Unit 1 Data Mining Concepts Simply stated, data mining refers to extracting or “mining” knowledge from large amounts of data stored in databases, data warehouses, or other information repositories. Many people treat data mining as a synonym for another popularly used term, Knowledge Discovery from Data, or KDD. Alternatively, others view data mining as simply an essential step in the process of knowledge discovery. Knowledge discovery consists of an iterative sequence of the following steps: Data cleaning - It removes noise and inconsistent data Data integration - This combines data from multiple data sources Data selection - Data relevant to the analysis task are retrieved from the database Data transformation - Data are transformed or consolidated into forms appropriate for mining by performing summary or aggregation operations. Data mining - an essential process where intelligent methods are applied in order to extract data patterns Pattern evaluation - Identifies the truly interesting patterns representing knowledge based on some interestingness measures. Knowledge presentation - Knowledge representation techniques are used to present the mined knowledge to the user. Figure: Knowledge Discovery Process (Stages of KDD)
According to this view, data mining is only one step in the knowledge discovery process. However, in industry, in media, and in the database research milieu, the term data mining is becoming more popular than the longer term of knowledge discovery from data. Therefore, in this book, we choose to use the term data mining. Based on this view, the architecture of a typical data mining system may have the following major components. Database, Data Warehouse, World Wide Web, or Other Information Repository: This is one or a set of databases, data warehouses, spreadsheets, or other kinds of information repositories. Data cleaning and data integration techniques may be performed on the data. Database or Data Warehouse Server: The database or data warehouse server is responsible for fetching the relevant data, based on the user’s data mining request. Knowledge Base: This is the domain knowledge that is used to guide the search or evaluate the interestingness of resulting patterns. It is simply stored in the form of set of rules. Such knowledge can include concept hierarchies, used to organize attributes or attribute values into different levels of abstraction. Data Mining Engine: This is essential to the data mining system and ideally consists of a set of functional modules for tasks such as characterization, association and correlation analysis, classification, prediction, cluster analysis, outlier analysis, and evolution analysis. Pattern Evaluation Module: This component typically employs interestingness measures and interacts with the data mining modules so as to focus the search toward interesting patterns. It may use interestingness thresholds to filter out discovered patterns. User interface: This module communicates between users and the data mining system, allowing the user to interact with the system by specifying a data mining query or task. In addition, this component allows the user to browse database and data warehouse schemas or data structures, evaluate mined patterns, and visualize the patterns in different forms.
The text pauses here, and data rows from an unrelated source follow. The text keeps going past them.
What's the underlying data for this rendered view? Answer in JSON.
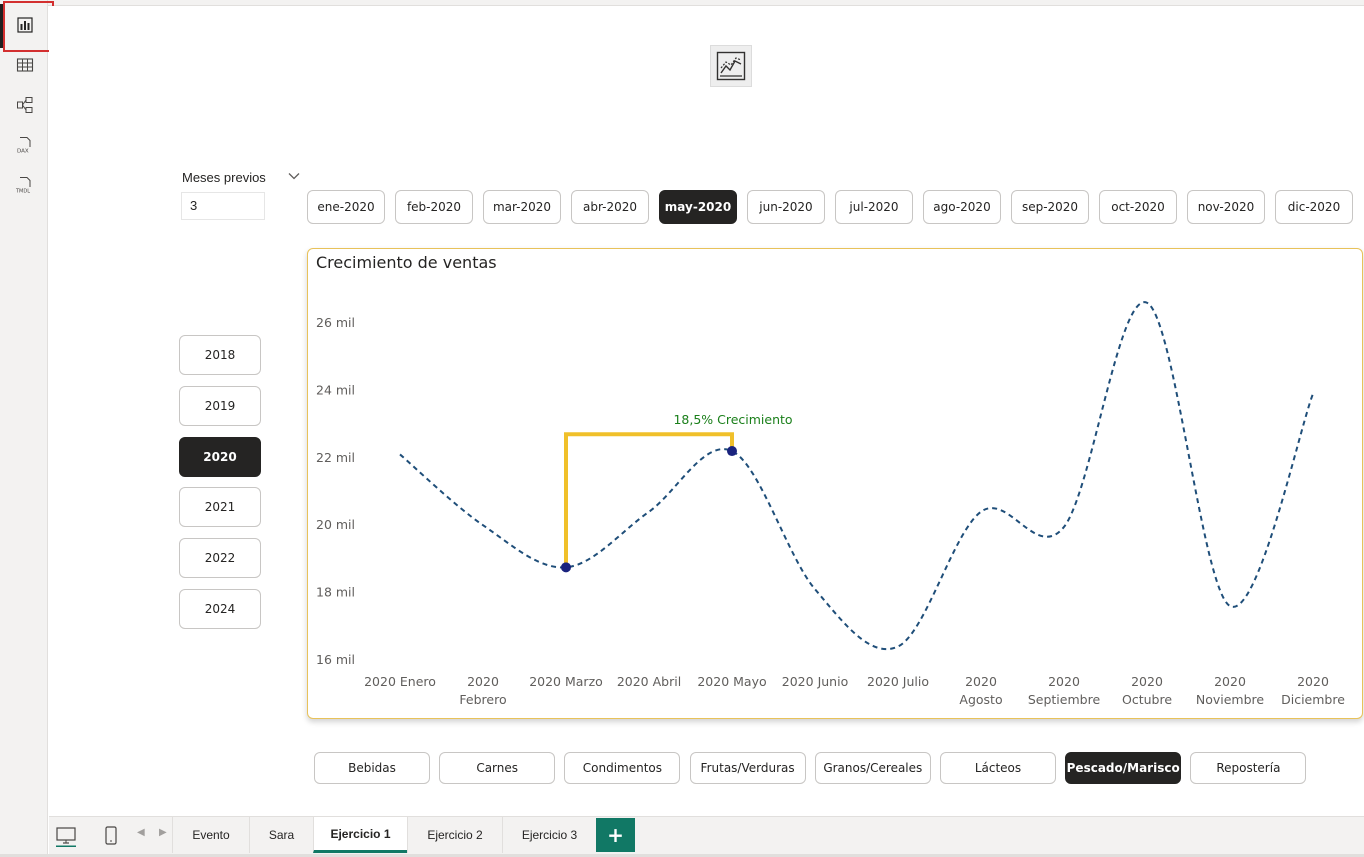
{
  "slicer": {
    "title": "Meses previos",
    "value": "3"
  },
  "months": [
    "ene-2020",
    "feb-2020",
    "mar-2020",
    "abr-2020",
    "may-2020",
    "jun-2020",
    "jul-2020",
    "ago-2020",
    "sep-2020",
    "oct-2020",
    "nov-2020",
    "dic-2020"
  ],
  "selected_month": "may-2020",
  "years": [
    "2018",
    "2019",
    "2020",
    "2021",
    "2022",
    "2024"
  ],
  "selected_year": "2020",
  "categories": [
    "Bebidas",
    "Carnes",
    "Condimentos",
    "Frutas/Verduras",
    "Granos/Cereales",
    "Lácteos",
    "Pescado/Marisco",
    "Repostería"
  ],
  "selected_category": "Pescado/Marisco",
  "tabs": [
    "Evento",
    "Sara",
    "Ejercicio 1",
    "Ejercicio 2",
    "Ejercicio 3"
  ],
  "active_tab": "Ejercicio 1",
  "add_tab_label": "+",
  "icons": {
    "rail": [
      "report-view-icon",
      "table-view-icon",
      "model-view-icon",
      "dax-query-icon",
      "tmdl-view-icon"
    ],
    "top": "line-chart-visual-icon",
    "bottom": [
      "desktop-layout-icon",
      "mobile-layout-icon"
    ]
  },
  "colors": {
    "line": "#1f4e79",
    "marker": "#1a237e",
    "annotation": "#f0c02a",
    "growth_text": "#1a7f1a",
    "accent_tab": "#117865"
  },
  "chart_data": {
    "type": "line",
    "title": "Crecimiento de ventas",
    "x": [
      "2020 Enero",
      "2020 Febrero",
      "2020 Marzo",
      "2020 Abril",
      "2020 Mayo",
      "2020 Junio",
      "2020 Julio",
      "2020 Agosto",
      "2020 Septiembre",
      "2020 Octubre",
      "2020 Noviembre",
      "2020 Diciembre"
    ],
    "x_tick_lines": [
      [
        "2020 Enero"
      ],
      [
        "2020",
        "Febrero"
      ],
      [
        "2020 Marzo"
      ],
      [
        "2020 Abril"
      ],
      [
        "2020 Mayo"
      ],
      [
        "2020 Junio"
      ],
      [
        "2020 Julio"
      ],
      [
        "2020",
        "Agosto"
      ],
      [
        "2020",
        "Septiembre"
      ],
      [
        "2020",
        "Octubre"
      ],
      [
        "2020",
        "Noviembre"
      ],
      [
        "2020",
        "Diciembre"
      ]
    ],
    "series": [
      {
        "values": [
          22100,
          20000,
          18750,
          20400,
          22200,
          18100,
          16400,
          20400,
          19950,
          26600,
          17600,
          23900
        ]
      }
    ],
    "ylim": [
      16000,
      26000
    ],
    "yticks": [
      16000,
      18000,
      20000,
      22000,
      24000,
      26000
    ],
    "ytick_labels": [
      "16 mil",
      "18 mil",
      "20 mil",
      "22 mil",
      "24 mil",
      "26 mil"
    ],
    "line_style": "dashed",
    "highlighted": [
      "2020 Marzo",
      "2020 Mayo"
    ],
    "annotation": {
      "text": "18,5% Crecimiento",
      "from": "2020 Marzo",
      "to": "2020 Mayo",
      "bracket_level": 22700
    }
  }
}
Figure: Architecture of Data Mining System Data Warehouse Concepts A data warehouse is a repository of information collected from multiple sources, stored under a unified schema, and that usually resides at a single site. Data warehouses are constructed via a process of data cleaning, data integration, data transformation, data loading, and periodic data refreshing. To facilitate decision making, the data in a data warehouse are organized around major subjects, such as customer, item, supplier, and activity. A data warehouse is usually modeled by a multidimensional database structure, where each dimension corresponds to an attribute or a set of attributes in the schema, and each cell stores the value of some aggregate measure, such as count or sales amount. Multidimensional structure is defined as a variation of the relational model that uses multidimensional structures to organize data and express the relationships between data. The structure is broken into cubes and the cubes are able to store and access data within the confines of each cube. "Each cell within a multidimensional structure contains aggregated data related to elements along each of its dimensions.
Figure: Multidimensional Database By providing multidimensional data views and the pre-computation of summarized data, data warehouse systems are well suited for on-line analytical processing, or OLAP. Examples of OLAP operations include drill-down and roll-up, which allow the user to view the data at differing degrees of summarization. We can drill down on sales data summarized by quarter to see the data summarized by month. Similarly, we can roll up on sales data summarized by city to view the data summarized by country.